In this exercise, we consider the scikit reference code as an “oracle” that supposedly gives the correct result. Your exercise is to compare the above tf-idf retrieval model with this oracle for the following queries "computer science", "IC school", "information systems".



In [82]:
from operator import itemgetter

# Retrieval oracle 
tf = TfidfVectorizer(analyzer='word', ngram_range=(1,1), min_df = 1, stop_words = 'english')
features = tf.fit_transform(original_documents)
npm_tfidf = features.todense()

# Return all document ids that that have cosine similarity with the query larger than a threshold
def search_vec_sklearn(query, features, threshold=0.1):
    new_features = tf.transform([query])
    cosine_similarities = linear_kernel(new_features, features).flatten()
    related_docs_indices, cos_sim_sorted = zip(*sorted(enumerate(cosine_similarities), key=itemgetter(1), 
                                                       reverse=True))
    doc_ids = []
    for i, cos_sim in enumerate(cos_sim_sorted):
#         print(cos_sim_sorted)
        if cos_sim < threshold:
            break
        doc_ids.append(related_docs_indices[i])
    return doc_ids

In [85]:
ret_ids = search_vec_sklearn('computer science', features)
print(ret_ids)
# for i, v in enumerate(ret_ids):
#     print(original_documents[v])

[4, 838, 795, 420, 300, 810, 713, 426, 730, 778, 131, 904, 616, 201, 1056, 600, 764, 358, 837, 524, 250, 443, 969, 49, 210, 1054]


In [59]:
queries = ["computer science", "IC school", "information systems"]

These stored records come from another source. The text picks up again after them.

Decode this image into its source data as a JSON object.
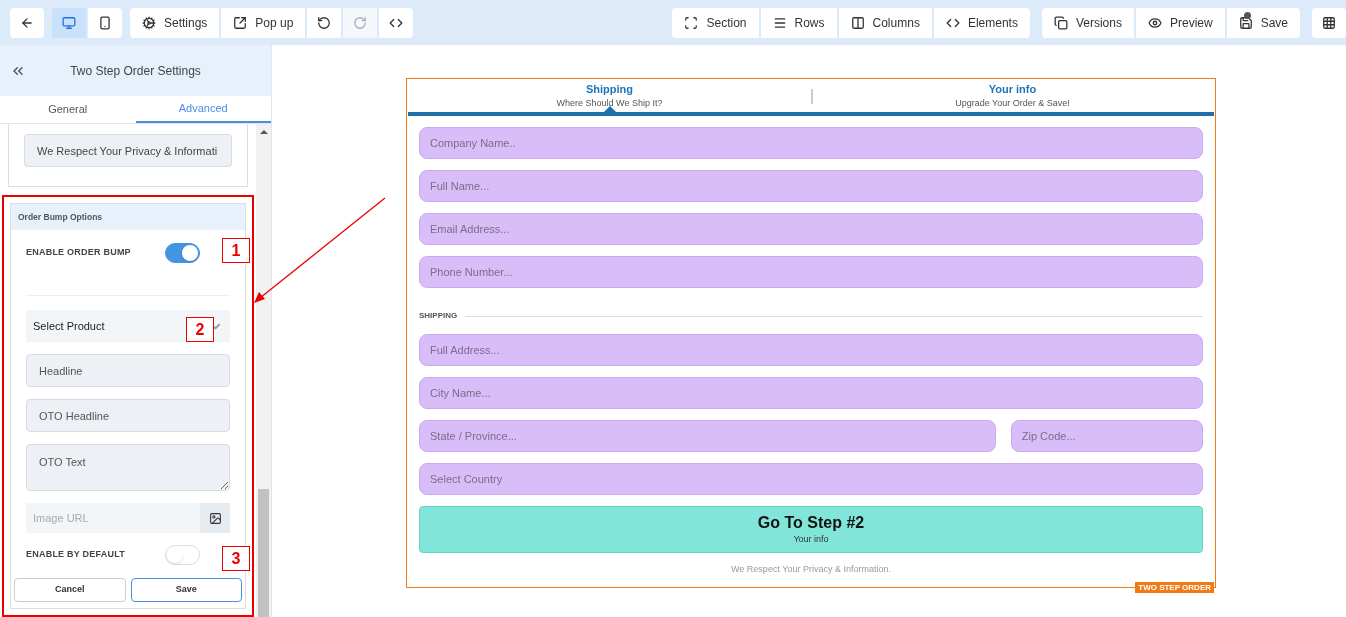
{
  "toolbar": {
    "left_groups": [
      {
        "items": [
          {
            "selected": false,
            "disabled": false
          }
        ]
      },
      {
        "items": [
          {
            "selected": true,
            "disabled": false
          },
          {
            "selected": false,
            "disabled": false
          }
        ]
      },
      {
        "items": [
          {
            "label": "Settings",
            "selected": false,
            "disabled": false
          },
          {
            "label": "Pop up",
            "selected": false,
            "disabled": false
          },
          {
            "selected": false,
            "disabled": false
          },
          {
            "selected": false,
            "disabled": true
          },
          {
            "selected": false,
            "disabled": false
          }
        ]
      }
    ],
    "right_groups": [
      {
        "items": [
          {
            "label": "Section"
          },
          {
            "label": "Rows"
          },
          {
            "label": "Columns"
          },
          {
            "label": "Elements"
          }
        ]
      },
      {
        "items": [
          {
            "label": "Versions"
          },
          {
            "label": "Preview"
          },
          {
            "label": "Save",
            "unsaved": true
          }
        ]
      }
    ]
  },
  "sidebar": {
    "title": "Two Step Order Settings",
    "tabs": [
      {
        "label": "General",
        "selected": false
      },
      {
        "label": "Advanced",
        "selected": true
      }
    ],
    "footer_field": {
      "value": "We Respect Your Privacy & Informati"
    },
    "order_bump": {
      "title": "Order Bump Options",
      "enable_toggle": {
        "label": "ENABLE ORDER BUMP",
        "on": true
      },
      "product_select": {
        "value": "Select Product"
      },
      "fields": [
        {
          "kind": "input",
          "placeholder": "Headline"
        },
        {
          "kind": "input",
          "placeholder": "OTO Headline"
        },
        {
          "kind": "textarea",
          "placeholder": "OTO Text"
        }
      ],
      "image_url": {
        "placeholder": "Image URL"
      },
      "default_toggle": {
        "label": "ENABLE BY DEFAULT",
        "on": false
      },
      "buttons": [
        {
          "label": "Cancel",
          "kind": "secondary"
        },
        {
          "label": "Save",
          "kind": "primary"
        }
      ]
    }
  },
  "annotations": [
    "1",
    "2",
    "3"
  ],
  "form": {
    "steps": [
      {
        "title": "Shipping",
        "subtitle": "Where Should We Ship It?",
        "selected": true
      },
      {
        "title": "Your info",
        "subtitle": "Upgrade Your Order & Save!",
        "selected": false
      }
    ],
    "contact_rows": [
      [
        {
          "placeholder": "Company Name.."
        }
      ],
      [
        {
          "placeholder": "Full Name..."
        }
      ],
      [
        {
          "placeholder": "Email Address..."
        }
      ],
      [
        {
          "placeholder": "Phone Number..."
        }
      ]
    ],
    "section_label": "SHIPPING",
    "shipping_rows": [
      [
        {
          "placeholder": "Full Address..."
        }
      ],
      [
        {
          "placeholder": "City Name..."
        }
      ],
      [
        {
          "placeholder": "State / Province..."
        },
        {
          "placeholder": "Zip Code..."
        }
      ],
      [
        {
          "placeholder": "Select Country"
        }
      ]
    ],
    "submit": {
      "title": "Go To Step #2",
      "subtitle": "Your info"
    },
    "footer": "We Respect Your Privacy & Information.",
    "badge": "TWO STEP ORDER"
  }
}
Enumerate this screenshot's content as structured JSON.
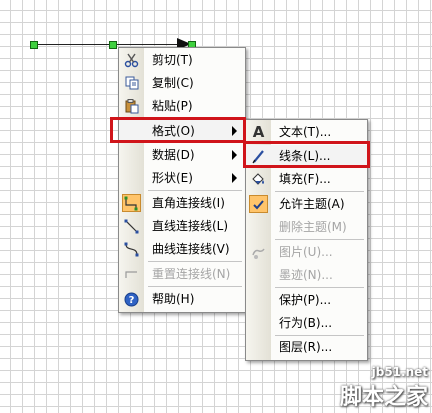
{
  "context_menu": {
    "items": [
      {
        "label": "剪切(T)",
        "icon": "scissors-icon"
      },
      {
        "label": "复制(C)",
        "icon": "copy-icon"
      },
      {
        "label": "粘贴(P)",
        "icon": "paste-icon"
      },
      {
        "label": "格式(O)",
        "icon": ""
      },
      {
        "label": "数据(D)",
        "icon": ""
      },
      {
        "label": "形状(E)",
        "icon": ""
      },
      {
        "label": "直角连接线(I)",
        "icon": "right-angle-connector-icon"
      },
      {
        "label": "直线连接线(L)",
        "icon": "straight-connector-icon"
      },
      {
        "label": "曲线连接线(V)",
        "icon": "curved-connector-icon"
      },
      {
        "label": "重置连接线(N)",
        "icon": "reset-connector-icon"
      },
      {
        "label": "帮助(H)",
        "icon": "help-icon"
      }
    ]
  },
  "format_submenu": {
    "items": [
      {
        "label": "文本(T)...",
        "icon": "text-A-icon"
      },
      {
        "label": "线条(L)...",
        "icon": "pen-icon"
      },
      {
        "label": "填充(F)...",
        "icon": "paint-bucket-icon"
      },
      {
        "label": "允许主题(A)",
        "icon": "check-icon"
      },
      {
        "label": "删除主题(M)",
        "icon": ""
      },
      {
        "label": "图片(U)...",
        "icon": "picture-icon"
      },
      {
        "label": "墨迹(N)...",
        "icon": ""
      },
      {
        "label": "保护(P)...",
        "icon": ""
      },
      {
        "label": "行为(B)...",
        "icon": ""
      },
      {
        "label": "图层(R)...",
        "icon": ""
      }
    ]
  },
  "watermark": {
    "top": "jb51.net",
    "bottom": "脚本之家"
  },
  "colors": {
    "highlight_border": "#d0141a",
    "handle": "#3fd03f",
    "grid": "#d4d4d4"
  }
}
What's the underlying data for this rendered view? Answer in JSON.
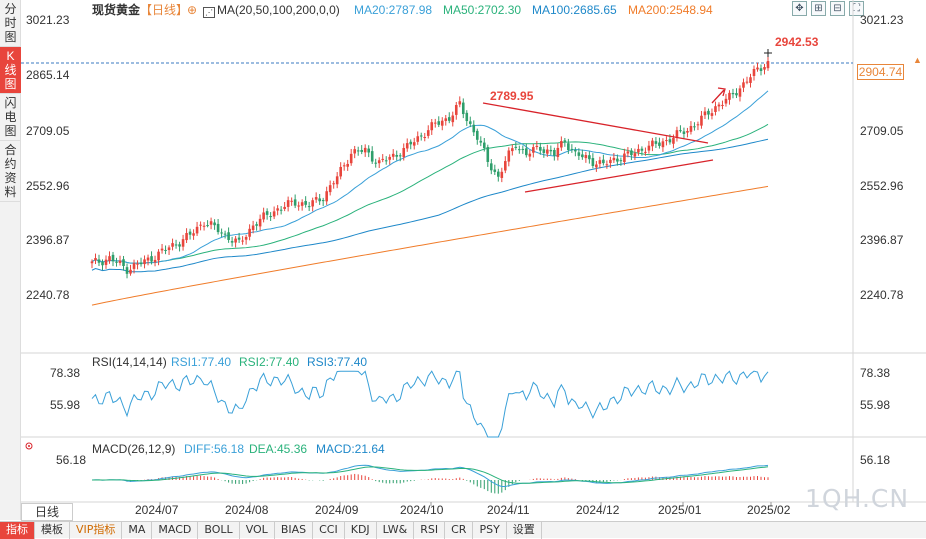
{
  "sidebar": {
    "tabs": [
      {
        "label": "分时图",
        "active": false
      },
      {
        "label": "K线图",
        "active": true
      },
      {
        "label": "闪电图",
        "active": false
      },
      {
        "label": "合约资料",
        "active": false
      }
    ]
  },
  "header": {
    "title": "现货黄金",
    "period": "【日线】",
    "ma_label": "MA(20,50,100,200,0,0)",
    "ma20": "MA20:2787.98",
    "ma50": "MA50:2702.30",
    "ma100": "MA100:2685.65",
    "ma200": "MA200:2548.94"
  },
  "colors": {
    "up": "#e8453c",
    "down": "#2e9e6b",
    "ma20": "#3aa0d8",
    "ma50": "#2ab27b",
    "ma100": "#1e88c9",
    "ma200": "#f07c2a",
    "trend": "#d8232a"
  },
  "price_axis": [
    "3021.23",
    "2865.14",
    "2709.05",
    "2552.96",
    "2396.87",
    "2240.78"
  ],
  "current_price": "2904.74",
  "annotations": {
    "high": "2942.53",
    "peak": "2789.95"
  },
  "rsi": {
    "label": "RSI(14,14,14)",
    "rsi1": "RSI1:77.40",
    "rsi2": "RSI2:77.40",
    "rsi3": "RSI3:77.40",
    "axis": [
      "78.38",
      "55.98"
    ]
  },
  "macd": {
    "label": "MACD(26,12,9)",
    "diff": "DIFF:56.18",
    "dea": "DEA:45.36",
    "macd": "MACD:21.64",
    "axis": [
      "56.18"
    ]
  },
  "x_axis": [
    "2024/07",
    "2024/08",
    "2024/09",
    "2024/10",
    "2024/11",
    "2024/12",
    "2025/01",
    "2025/02"
  ],
  "period_selector": "日线",
  "toolbar": [
    "指标",
    "模板",
    "VIP指标",
    "MA",
    "MACD",
    "BOLL",
    "VOL",
    "BIAS",
    "CCI",
    "KDJ",
    "LW&",
    "RSI",
    "CR",
    "PSY",
    "设置"
  ],
  "watermark": "1QH.CN",
  "chart_data": {
    "type": "candlestick",
    "ylim": [
      2240.78,
      3021.23
    ],
    "anchors_close": [
      [
        0,
        2330
      ],
      [
        5,
        2345
      ],
      [
        10,
        2315
      ],
      [
        15,
        2335
      ],
      [
        22,
        2375
      ],
      [
        28,
        2410
      ],
      [
        32,
        2450
      ],
      [
        36,
        2425
      ],
      [
        42,
        2385
      ],
      [
        46,
        2440
      ],
      [
        52,
        2480
      ],
      [
        58,
        2505
      ],
      [
        62,
        2495
      ],
      [
        66,
        2520
      ],
      [
        70,
        2575
      ],
      [
        74,
        2645
      ],
      [
        78,
        2650
      ],
      [
        82,
        2615
      ],
      [
        86,
        2635
      ],
      [
        90,
        2660
      ],
      [
        94,
        2695
      ],
      [
        98,
        2725
      ],
      [
        102,
        2745
      ],
      [
        105,
        2780
      ],
      [
        107,
        2740
      ],
      [
        110,
        2690
      ],
      [
        113,
        2620
      ],
      [
        116,
        2575
      ],
      [
        118,
        2620
      ],
      [
        121,
        2670
      ],
      [
        124,
        2640
      ],
      [
        128,
        2660
      ],
      [
        132,
        2640
      ],
      [
        135,
        2680
      ],
      [
        138,
        2640
      ],
      [
        142,
        2625
      ],
      [
        146,
        2610
      ],
      [
        150,
        2630
      ],
      [
        154,
        2640
      ],
      [
        158,
        2660
      ],
      [
        162,
        2670
      ],
      [
        166,
        2690
      ],
      [
        170,
        2710
      ],
      [
        174,
        2740
      ],
      [
        178,
        2775
      ],
      [
        182,
        2800
      ],
      [
        186,
        2840
      ],
      [
        190,
        2880
      ],
      [
        193,
        2905
      ]
    ]
  }
}
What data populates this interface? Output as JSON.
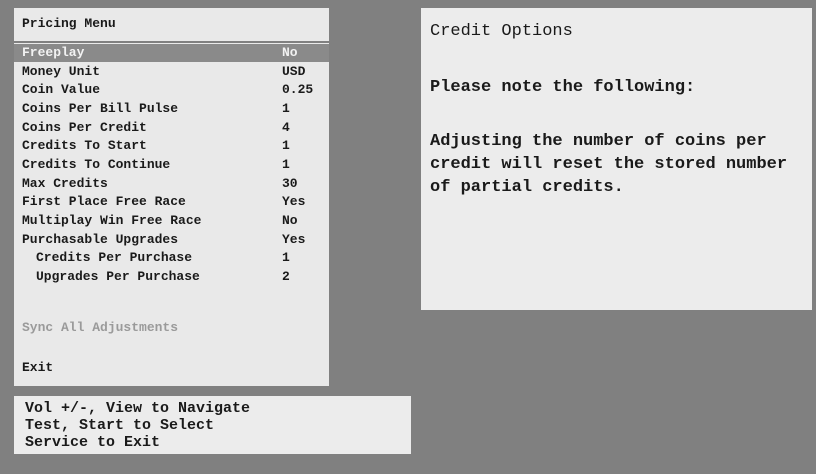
{
  "menu": {
    "title": "Pricing Menu",
    "items": [
      {
        "label": "Freeplay",
        "value": "No"
      },
      {
        "label": "Money Unit",
        "value": "USD"
      },
      {
        "label": "Coin Value",
        "value": "0.25"
      },
      {
        "label": "Coins Per Bill Pulse",
        "value": "1"
      },
      {
        "label": "Coins Per Credit",
        "value": "4"
      },
      {
        "label": "Credits To Start",
        "value": "1"
      },
      {
        "label": "Credits To Continue",
        "value": "1"
      },
      {
        "label": "Max Credits",
        "value": "30"
      },
      {
        "label": "First Place Free Race",
        "value": "Yes"
      },
      {
        "label": "Multiplay Win Free Race",
        "value": "No"
      },
      {
        "label": "Purchasable Upgrades",
        "value": "Yes"
      },
      {
        "label": "Credits Per Purchase",
        "value": "1"
      },
      {
        "label": "Upgrades Per Purchase",
        "value": "2"
      }
    ],
    "sync_label": "Sync All Adjustments",
    "exit_label": "Exit"
  },
  "info": {
    "title": "Credit Options",
    "heading": "Please note the following:",
    "body": "Adjusting the number of coins per credit will reset the stored number of partial credits."
  },
  "help": {
    "line1": "Vol +/-, View to Navigate",
    "line2": "Test, Start to Select",
    "line3": "Service to Exit"
  }
}
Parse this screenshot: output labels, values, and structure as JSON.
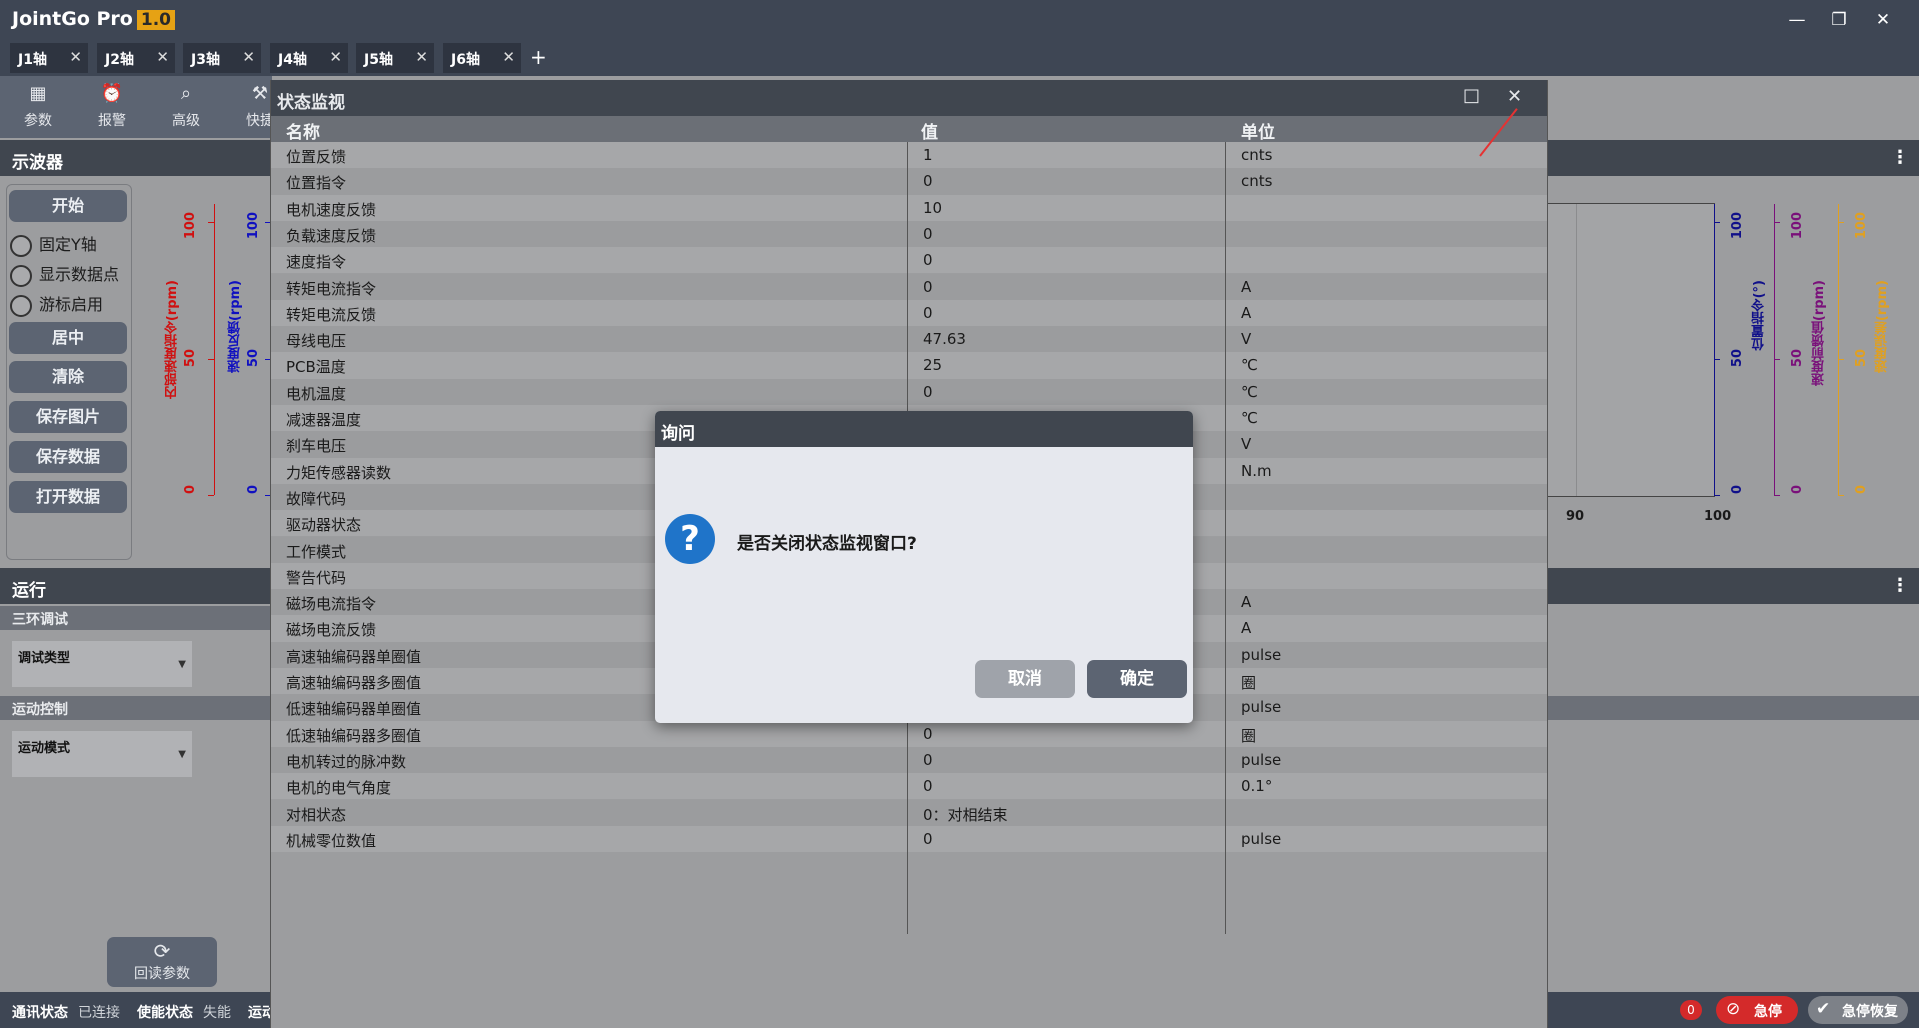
{
  "app": {
    "title": "JointGo Pro",
    "version": "1.0"
  },
  "tabs": [
    "J1轴",
    "J2轴",
    "J3轴",
    "J4轴",
    "J5轴",
    "J6轴"
  ],
  "toolbar": [
    {
      "label": "参数",
      "icon": "grid-icon"
    },
    {
      "label": "报警",
      "icon": "alarm-icon"
    },
    {
      "label": "高级",
      "icon": "search-icon"
    },
    {
      "label": "快捷",
      "icon": "wrench-icon"
    }
  ],
  "oscilloscope": {
    "header": "示波器",
    "buttons": {
      "start": "开始",
      "center": "居中",
      "clear": "清除",
      "save_image": "保存图片",
      "save_data": "保存数据",
      "open_data": "打开数据"
    },
    "checkboxes": {
      "fix_y": "固定Y轴",
      "show_points": "显示数据点",
      "cursor": "游标启用"
    },
    "left_axes": [
      {
        "label": "内部速度指令(rpm)",
        "color": "#d01010",
        "ticks": [
          "100",
          "50",
          "0"
        ]
      },
      {
        "label": "速度反馈(rpm)",
        "color": "#1010c0",
        "ticks": [
          "100",
          "50",
          "0"
        ]
      }
    ],
    "right_axes": [
      {
        "label": "位置指令(°)",
        "color": "#10108a",
        "ticks": [
          "100",
          "50",
          "0"
        ]
      },
      {
        "label": "速度前馈值(rpm)",
        "color": "#7a107a",
        "ticks": [
          "100",
          "50",
          "0"
        ]
      },
      {
        "label": "速度误差(rpm)",
        "color": "#e0a020",
        "ticks": [
          "100",
          "50",
          "0"
        ]
      }
    ],
    "x_ticks": [
      "90",
      "100"
    ]
  },
  "run": {
    "header": "运行",
    "three_loop": {
      "title": "三环调试",
      "combo_label": "调试类型"
    },
    "motion": {
      "title": "运动控制",
      "combo_label": "运动模式"
    },
    "readback_label": "回读参数"
  },
  "statusbar": {
    "comm_label": "通讯状态",
    "comm_value": "已连接",
    "enable_label": "使能状态",
    "enable_value": "失能",
    "run_label": "运动",
    "alarm_count": "0",
    "estop_label": "急停",
    "estop_reset_label": "急停恢复"
  },
  "monitor": {
    "title": "状态监视",
    "columns": [
      "名称",
      "值",
      "单位"
    ],
    "rows": [
      [
        "位置反馈",
        "1",
        "cnts"
      ],
      [
        "位置指令",
        "0",
        "cnts"
      ],
      [
        "电机速度反馈",
        "10",
        ""
      ],
      [
        "负载速度反馈",
        "0",
        ""
      ],
      [
        "速度指令",
        "0",
        ""
      ],
      [
        "转矩电流指令",
        "0",
        "A"
      ],
      [
        "转矩电流反馈",
        "0",
        "A"
      ],
      [
        "母线电压",
        "47.63",
        "V"
      ],
      [
        "PCB温度",
        "25",
        "℃"
      ],
      [
        "电机温度",
        "0",
        "℃"
      ],
      [
        "减速器温度",
        "",
        "℃"
      ],
      [
        "刹车电压",
        "",
        "V"
      ],
      [
        "力矩传感器读数",
        "",
        "N.m"
      ],
      [
        "故障代码",
        "",
        ""
      ],
      [
        "驱动器状态",
        "",
        ""
      ],
      [
        "工作模式",
        "",
        ""
      ],
      [
        "警告代码",
        "",
        ""
      ],
      [
        "磁场电流指令",
        "",
        "A"
      ],
      [
        "磁场电流反馈",
        "",
        "A"
      ],
      [
        "高速轴编码器单圈值",
        "",
        "pulse"
      ],
      [
        "高速轴编码器多圈值",
        "",
        "圈"
      ],
      [
        "低速轴编码器单圈值",
        "",
        "pulse"
      ],
      [
        "低速轴编码器多圈值",
        "0",
        "圈"
      ],
      [
        "电机转过的脉冲数",
        "0",
        "pulse"
      ],
      [
        "电机的电气角度",
        "0",
        "0.1°"
      ],
      [
        "对相状态",
        "0：对相结束",
        ""
      ],
      [
        "机械零位数值",
        "0",
        "pulse"
      ]
    ]
  },
  "dialog": {
    "title": "询问",
    "message": "是否关闭状态监视窗口?",
    "cancel": "取消",
    "ok": "确定",
    "icon": "question-icon"
  },
  "colors": {
    "header": "#40464f",
    "button": "#5c6472",
    "accent": "#e6a214",
    "danger": "#d42a2a"
  }
}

## Exercise 2.1: Compute the precision and recall at k

In [103]:
def compute_recall_at_k(predict, gt, k):
    # predict: documents of my own funcs
    # k: int. top k docs recall
    # gt: ground truth
    tp = np.sum(predict[:k] == gt[:k])
    fn = len(gt) - tp
    recall_k = tp / (tp + fn)
    return recall_k

In [104]:
def compute_precision_at_k(predict, gt, k):
    # predict: documents of my own funcs
    # k: int. top k docs precision
    # gt: ground truth
    tp = np.sum(predict[:k] == gt[:k])
    fp = len(predict) - tp
    precision_k = tp / (tp + fp)
    return precision_k
    

## Exercise 2.2: Compute the MAP score

In [105]:
def compute_map(queries):
    map_score = 0
    for i, query in enumerate(queries):
        precision_for_query = 0
        predict = search_vec(query) # my own func
        gt = search_vec_sklearn(queries[0], features) # relevant doc ids
        for k in range(1, len(gt)):
            precision_k = compute_precision_at_k(predict, gt, k)
#             recall_k = compute_recall_at_k(predict, gt, k)
            precision_for_query = precision_for_query + precision_k
        map_score += precision_for_query / len(original_documents) # ????
    map_score = map_score / len(queries)
    return map_score

In [None]:
compute_map(queries)